Africa is well-positioned to leverage its immense wealth of critical minerals to participate in the global shift towards renewables while promoting socioeconomic growth, job creation, and local content development.Critical minerals are essential for the development of renewable energy technologies such as solar panels, wind turbines, green hydrogen, electric vehicles (EVs), and battery storage, and Africa’s mineral wealth has the potential to benefit not only the continent, but to provide a foundation for the global energy transition.
Accounting for more than 85% of most solar photovoltaic components, aluminum – for which bauxite accounts roughly 98% of its primary production – is used in most low-carbon technologies.
Africa is home to approximately one-third of global bauxite reserves, with Guinea alone having accounted for over half of global aluminum ore exports in 2020.
What’s more, chromium accounts for over a third of the mineral demand for both geothermal and hydropower technologies and serves as a requisite material for the development of concentrated solar power (CSP). South Africa accounted for nearly 45% of the world’s chromium production in 2021, while Africa accounted for over 80% of global chromium ore exports in 2020. According to the International Energy Agency (IEA), chromium demand is expected to triple by 2030.
Meanwhile, the IEA predicts that global demand for cobalt will rise six-fold by 2040, the vast majority of which is located in the DRC and Zambia. Essential towards the production of lithium-ion batteries used in EVs and energy storage technologies, the DRC’s cobalt will be crucial towards the global shift from fossil fuel-based technologies.
Additionally, Zambia and the DRC are world-leading producers of copper, which is used in renewable energy systems to generate power from solar, hydro, thermal, and wind energy.
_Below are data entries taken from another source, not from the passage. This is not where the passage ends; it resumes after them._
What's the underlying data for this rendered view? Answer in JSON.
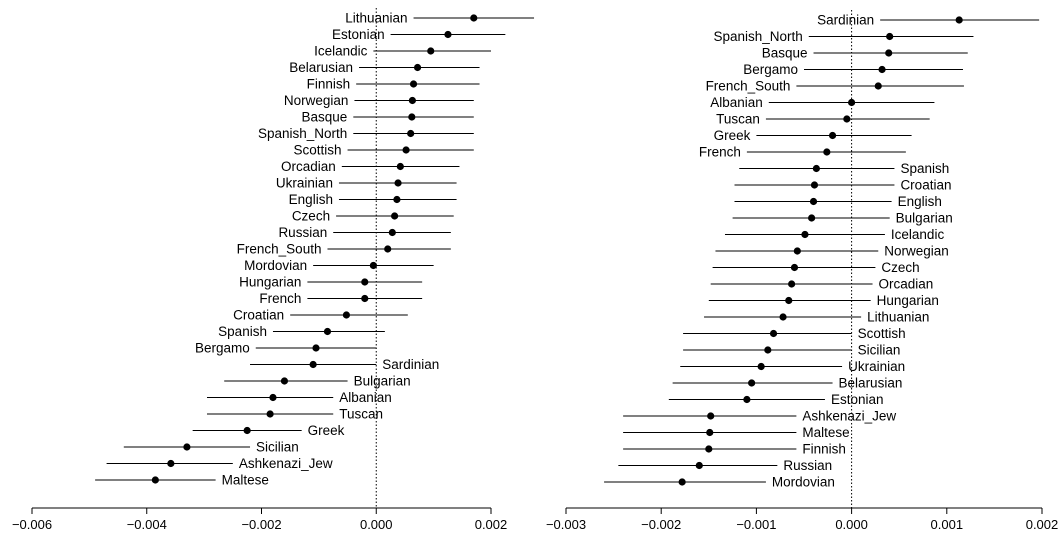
{
  "chart_data": [
    {
      "type": "scatter",
      "title": "",
      "xlabel": "",
      "ylabel": "",
      "xlim": [
        -0.006,
        0.002
      ],
      "xticks": [
        -0.006,
        -0.004,
        -0.002,
        0.0,
        0.002
      ],
      "tick_labels": [
        "−0.006",
        "−0.004",
        "−0.002",
        "0.000",
        "0.002"
      ],
      "reference_line": 0.0,
      "series": [
        {
          "labels": [
            "Lithuanian",
            "Estonian",
            "Icelandic",
            "Belarusian",
            "Finnish",
            "Norwegian",
            "Basque",
            "Spanish_North",
            "Scottish",
            "Orcadian",
            "Ukrainian",
            "English",
            "Czech",
            "Russian",
            "French_South",
            "Mordovian",
            "Hungarian",
            "French",
            "Croatian",
            "Spanish",
            "Bergamo",
            "Sardinian",
            "Bulgarian",
            "Albanian",
            "Tuscan",
            "Greek",
            "Sicilian",
            "Ashkenazi_Jew",
            "Maltese"
          ],
          "estimate": [
            0.0017,
            0.00125,
            0.00095,
            0.00072,
            0.00065,
            0.00063,
            0.00062,
            0.0006,
            0.00052,
            0.00042,
            0.00038,
            0.00036,
            0.00032,
            0.00028,
            0.0002,
            -5e-05,
            -0.0002,
            -0.0002,
            -0.00052,
            -0.00085,
            -0.00105,
            -0.0011,
            -0.0016,
            -0.0018,
            -0.00185,
            -0.00225,
            -0.0033,
            -0.00358,
            -0.00385
          ],
          "lower": [
            0.00065,
            0.00025,
            -5e-05,
            -0.0003,
            -0.00035,
            -0.00038,
            -0.0004,
            -0.0004,
            -0.0005,
            -0.0006,
            -0.00065,
            -0.00065,
            -0.0007,
            -0.00075,
            -0.00085,
            -0.0011,
            -0.0012,
            -0.0012,
            -0.0015,
            -0.0018,
            -0.0021,
            -0.0022,
            -0.00265,
            -0.00295,
            -0.00295,
            -0.0032,
            -0.0044,
            -0.0047,
            -0.0049
          ],
          "upper": [
            0.00275,
            0.00225,
            0.002,
            0.0018,
            0.0018,
            0.0017,
            0.0017,
            0.0017,
            0.0017,
            0.00145,
            0.0014,
            0.0014,
            0.00135,
            0.0013,
            0.0013,
            0.001,
            0.0008,
            0.0008,
            0.00055,
            0.00015,
            0.0,
            0.0,
            -0.0005,
            -0.00075,
            -0.00075,
            -0.0013,
            -0.0022,
            -0.0025,
            -0.0028
          ],
          "label_side": [
            "L",
            "L",
            "L",
            "L",
            "L",
            "L",
            "L",
            "L",
            "L",
            "L",
            "L",
            "L",
            "L",
            "L",
            "L",
            "L",
            "L",
            "L",
            "L",
            "L",
            "L",
            "R",
            "R",
            "R",
            "R",
            "R",
            "R",
            "R",
            "R"
          ]
        }
      ]
    },
    {
      "type": "scatter",
      "title": "",
      "xlabel": "",
      "ylabel": "",
      "xlim": [
        -0.003,
        0.002
      ],
      "xticks": [
        -0.003,
        -0.002,
        -0.001,
        0.0,
        0.001,
        0.002
      ],
      "tick_labels": [
        "−0.003",
        "−0.002",
        "−0.001",
        "0.000",
        "0.001",
        "0.002"
      ],
      "reference_line": 0.0,
      "series": [
        {
          "labels": [
            "Sardinian",
            "Spanish_North",
            "Basque",
            "Bergamo",
            "French_South",
            "Albanian",
            "Tuscan",
            "Greek",
            "French",
            "Spanish",
            "Croatian",
            "English",
            "Bulgarian",
            "Icelandic",
            "Norwegian",
            "Czech",
            "Orcadian",
            "Hungarian",
            "Lithuanian",
            "Scottish",
            "Sicilian",
            "Ukrainian",
            "Belarusian",
            "Estonian",
            "Ashkenazi_Jew",
            "Maltese",
            "Finnish",
            "Russian",
            "Mordovian"
          ],
          "estimate": [
            0.00113,
            0.0004,
            0.00039,
            0.00032,
            0.00028,
            0.0,
            -5e-05,
            -0.0002,
            -0.00026,
            -0.00037,
            -0.00039,
            -0.0004,
            -0.00042,
            -0.00049,
            -0.00057,
            -0.0006,
            -0.00063,
            -0.00066,
            -0.00072,
            -0.00082,
            -0.00088,
            -0.00095,
            -0.00105,
            -0.0011,
            -0.00148,
            -0.00149,
            -0.0015,
            -0.0016,
            -0.00178
          ],
          "lower": [
            0.0003,
            -0.00045,
            -0.0004,
            -0.0005,
            -0.00058,
            -0.00087,
            -0.0009,
            -0.001,
            -0.0011,
            -0.00118,
            -0.00123,
            -0.00123,
            -0.00125,
            -0.00133,
            -0.00143,
            -0.00146,
            -0.00148,
            -0.0015,
            -0.00155,
            -0.00177,
            -0.00177,
            -0.0018,
            -0.00188,
            -0.00192,
            -0.0024,
            -0.0024,
            -0.0024,
            -0.00245,
            -0.0026
          ],
          "upper": [
            0.00197,
            0.00128,
            0.00122,
            0.00117,
            0.00118,
            0.00087,
            0.00082,
            0.00063,
            0.00057,
            0.00045,
            0.00045,
            0.00042,
            0.0004,
            0.00035,
            0.00028,
            0.00025,
            0.00022,
            0.0002,
            0.0001,
            0.0,
            0.0,
            -0.0001,
            -0.0002,
            -0.00028,
            -0.00058,
            -0.00058,
            -0.00058,
            -0.00078,
            -0.0009
          ],
          "label_side": [
            "L",
            "L",
            "L",
            "L",
            "L",
            "L",
            "L",
            "L",
            "L",
            "R",
            "R",
            "R",
            "R",
            "R",
            "R",
            "R",
            "R",
            "R",
            "R",
            "R",
            "R",
            "R",
            "R",
            "R",
            "R",
            "R",
            "R",
            "R",
            "R"
          ]
        }
      ]
    }
  ]
}
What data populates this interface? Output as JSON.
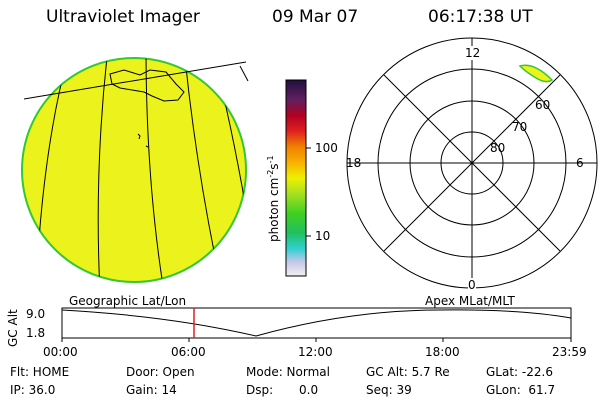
{
  "header": {
    "title": "Ultraviolet Imager",
    "date": "09 Mar 07",
    "time": "06:17:38 UT"
  },
  "colorbar": {
    "unit_label": "photon cm",
    "unit_exp1": "-2",
    "unit_mid": "s",
    "unit_exp2": "-1",
    "ticks": [
      "100",
      "10"
    ]
  },
  "polar_plot": {
    "mlt_labels": {
      "top": "12",
      "right": "6",
      "bottom": "0",
      "left": "18"
    },
    "mlat_labels": [
      "60",
      "70",
      "80"
    ]
  },
  "altitude_panel": {
    "axis_label": "GC Alt",
    "y_ticks": [
      "9.0",
      "1.8"
    ],
    "left_caption": "Geographic Lat/Lon",
    "right_caption": "Apex MLat/MLT",
    "x_ticks": [
      "00:00",
      "06:00",
      "12:00",
      "18:00",
      "23:59"
    ]
  },
  "info": {
    "row1": [
      "Flt: HOME",
      "Door: Open",
      "Mode: Normal",
      "GC Alt: 5.7 Re",
      "GLat: -22.6"
    ],
    "row2": [
      "IP: 36.0",
      "Gain: 14",
      "Dsp:",
      "0.0",
      "Seq: 39",
      "GLon:  61.7"
    ]
  },
  "colors": {
    "disk_fill": "#ecf21c",
    "disk_edge": "#32c832",
    "orbit_marker": "#e02020"
  }
}
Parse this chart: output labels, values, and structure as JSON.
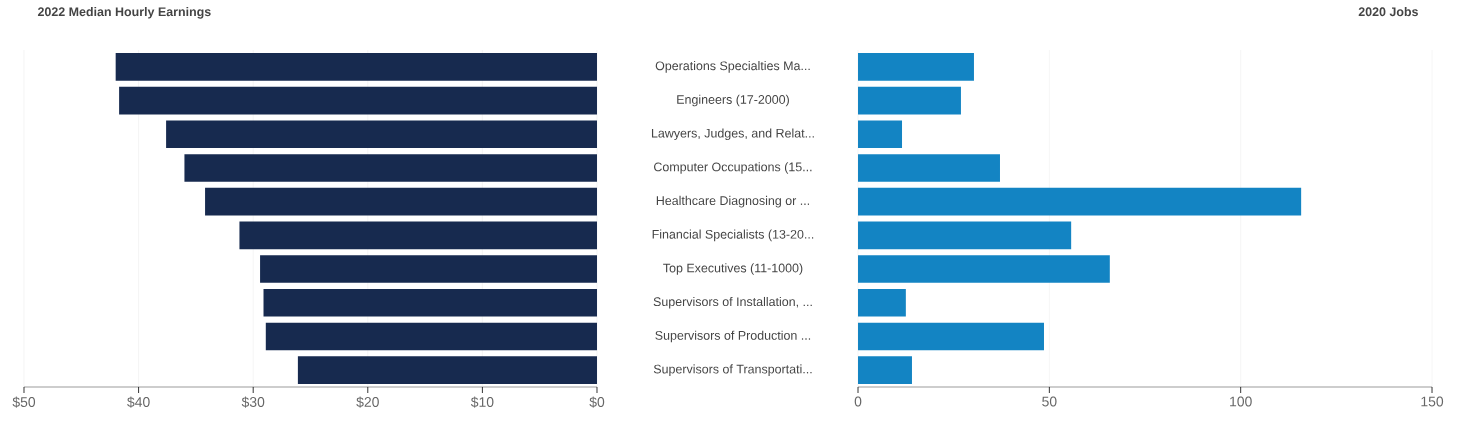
{
  "chart_data": [
    {
      "type": "bar",
      "orientation": "horizontal",
      "title": "2022 Median Hourly Earnings",
      "categories": [
        "Operations Specialties Ma...",
        "Engineers (17-2000)",
        "Lawyers, Judges, and Relat...",
        "Computer Occupations (15...",
        "Healthcare Diagnosing or ...",
        "Financial Specialists (13-20...",
        "Top Executives (11-1000)",
        "Supervisors of Installation, ...",
        "Supervisors of Production ...",
        "Supervisors of Transportati..."
      ],
      "values": [
        42.0,
        41.7,
        37.6,
        36.0,
        34.2,
        31.2,
        29.4,
        29.1,
        28.9,
        26.1
      ],
      "color": "#172a4f",
      "xlim": [
        50,
        0
      ],
      "xticks": [
        {
          "value": 50,
          "label": "$50"
        },
        {
          "value": 40,
          "label": "$40"
        },
        {
          "value": 30,
          "label": "$30"
        },
        {
          "value": 20,
          "label": "$20"
        },
        {
          "value": 10,
          "label": "$10"
        },
        {
          "value": 0,
          "label": "$0"
        }
      ],
      "grid": "x"
    },
    {
      "type": "bar",
      "orientation": "horizontal",
      "title": "2020 Jobs",
      "categories": [
        null,
        null,
        null,
        null,
        null,
        null,
        null,
        null,
        null,
        null
      ],
      "values": [
        30.3,
        26.9,
        11.5,
        37.1,
        115.8,
        55.7,
        65.8,
        12.5,
        48.6,
        14.1
      ],
      "color": "#1384c3",
      "xlim": [
        0,
        150
      ],
      "xticks": [
        0,
        50,
        100,
        150
      ],
      "grid": "x",
      "tick_labels": "x"
    }
  ]
}
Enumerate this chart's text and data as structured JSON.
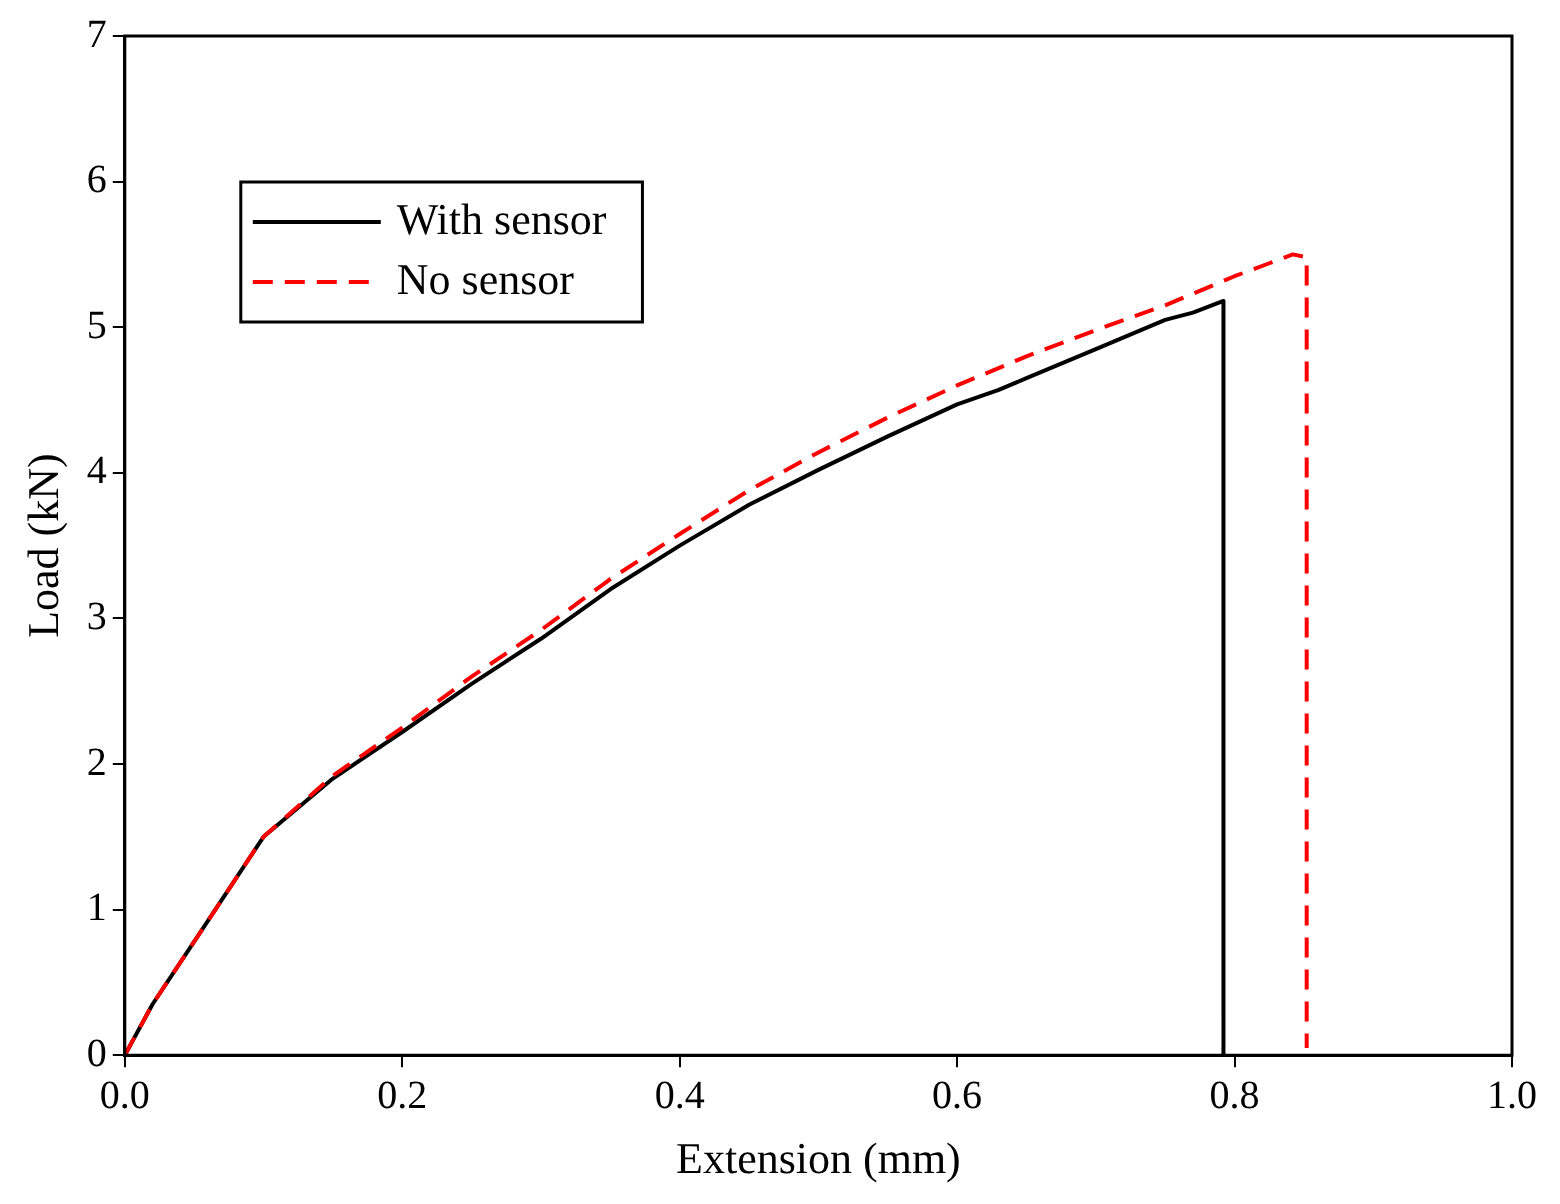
{
  "chart_data": {
    "type": "line",
    "xlabel": "Extension (mm)",
    "ylabel": "Load (kN)",
    "xlim": [
      0,
      1
    ],
    "xticks": [
      {
        "value": 0,
        "label": "0.0"
      },
      {
        "value": 0.2,
        "label": "0.2"
      },
      {
        "value": 0.4,
        "label": "0.4"
      },
      {
        "value": 0.6,
        "label": "0.6"
      },
      {
        "value": 0.8,
        "label": "0.8"
      },
      {
        "value": 1,
        "label": "1.0"
      }
    ],
    "ylim": [
      0,
      7
    ],
    "yticks": [
      0,
      1,
      2,
      3,
      4,
      5,
      6,
      7
    ],
    "grid": false,
    "legend": "top left",
    "marker": "none",
    "series": [
      {
        "name": "With sensor",
        "color": "#000000",
        "line_style": "solid",
        "x": [
          0,
          0.02,
          0.05,
          0.1,
          0.15,
          0.2,
          0.25,
          0.3,
          0.35,
          0.4,
          0.45,
          0.5,
          0.55,
          0.6,
          0.63,
          0.65,
          0.7,
          0.75,
          0.77,
          0.792,
          0.792
        ],
        "values": [
          0,
          0.35,
          0.78,
          1.5,
          1.9,
          2.22,
          2.55,
          2.86,
          3.2,
          3.5,
          3.78,
          4.02,
          4.25,
          4.47,
          4.57,
          4.65,
          4.85,
          5.05,
          5.1,
          5.18,
          0
        ]
      },
      {
        "name": "No sensor",
        "color": "#ff0000",
        "line_style": "dashed",
        "x": [
          0,
          0.02,
          0.05,
          0.1,
          0.15,
          0.2,
          0.25,
          0.3,
          0.35,
          0.4,
          0.45,
          0.5,
          0.55,
          0.6,
          0.65,
          0.7,
          0.75,
          0.8,
          0.842,
          0.852,
          0.852
        ],
        "values": [
          0,
          0.35,
          0.78,
          1.5,
          1.92,
          2.25,
          2.6,
          2.92,
          3.27,
          3.58,
          3.88,
          4.14,
          4.38,
          4.6,
          4.8,
          4.98,
          5.15,
          5.35,
          5.5,
          5.48,
          0.05
        ]
      }
    ]
  }
}
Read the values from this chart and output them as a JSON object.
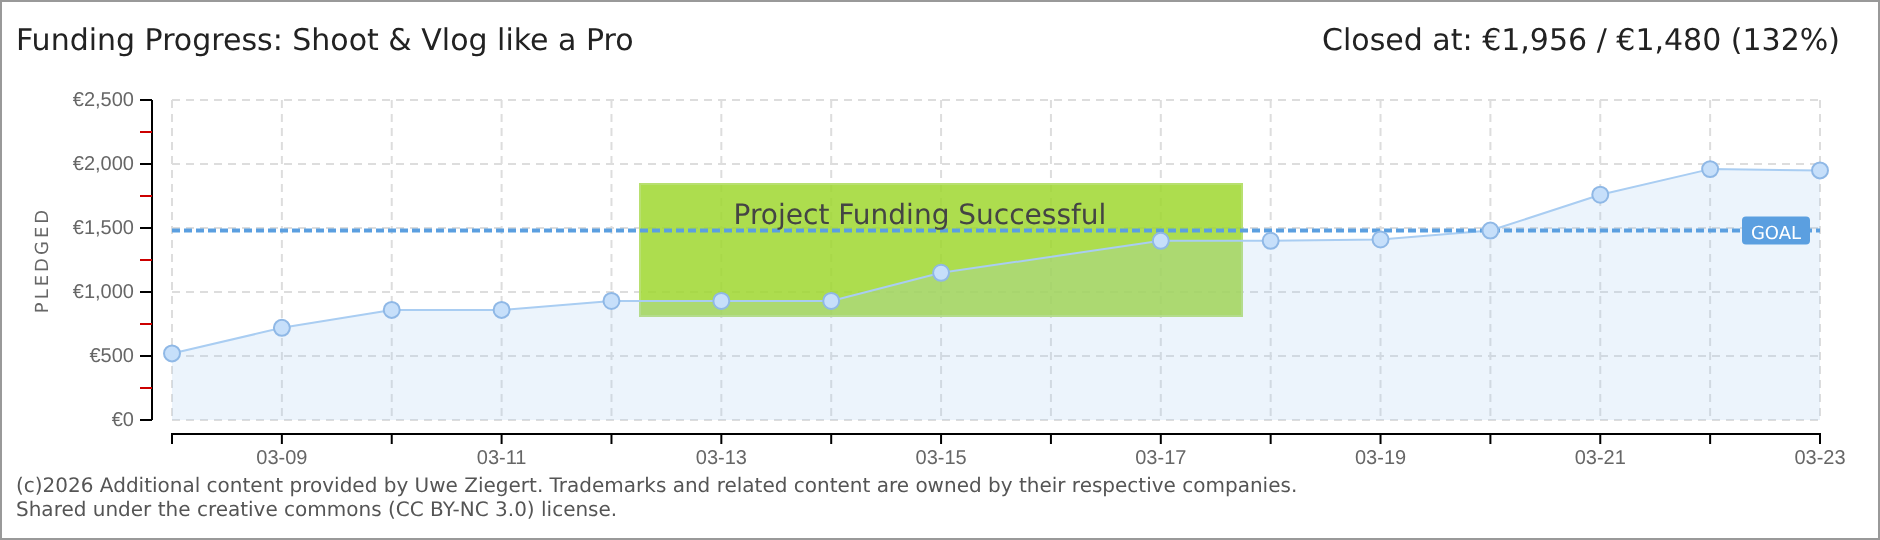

In 2021, the DRC mined the third largest amount of copper on the globe while Zambia currently accounts for over 12% of global production.
Accounting for over one-fifth of the world’s reserves, Madagascar, Mozambique, and Tanzania’s combined graphite reserves will play a central role in the development of lithium-ion batteries, with the critical mineral serving as a crucial element for the development of EVs and battery storage technologies.
Furthermore, accounting for over a quarter of mineral demand for CSP development and serving as a crucial element for many green energy technologies, demand for manganese is expected to increase three-fold by 2030, according to the IEA. Over 60% of manganese production occurs in Africa, with Ivory Coast, Gabon, Ghana, and South Africa all producing the critical mineral, with the latter serving as the world’s largest producer.
The development of green hydrogen and decarbonisation of sectors such as heavy transport, heating, and industry would not be possible without the development of PGM minerals, which include the ideal metals, such as iridium, palladium, and platinum, for catalysts in proton exchange membrane fuel-cell technologies. South Africa accounted for over 70% of global platinum production between 2016 and 2020, and over 80% of global iridium production, while Zimbabwe serves as the world’s third largest producer of platinum and second largest producer of iridium.
The extraction and development of critical minerals has been taking an increasingly central position in the global economy. As such, competition for access to Africa’s critical minerals is expected to grow exponentially in the coming decades as the world transitions to a low-carbon energy future, with the world’s largest economies – China and the USA – vying for strategic control over global critical mineral supply chains, thus placing Africa at the heart of the global energy transition.
The nexus between the global energy transition and Africa’s critical minerals will be further unpacked during the African Critical Minerals Summit scheduled for this November in Johannesburg.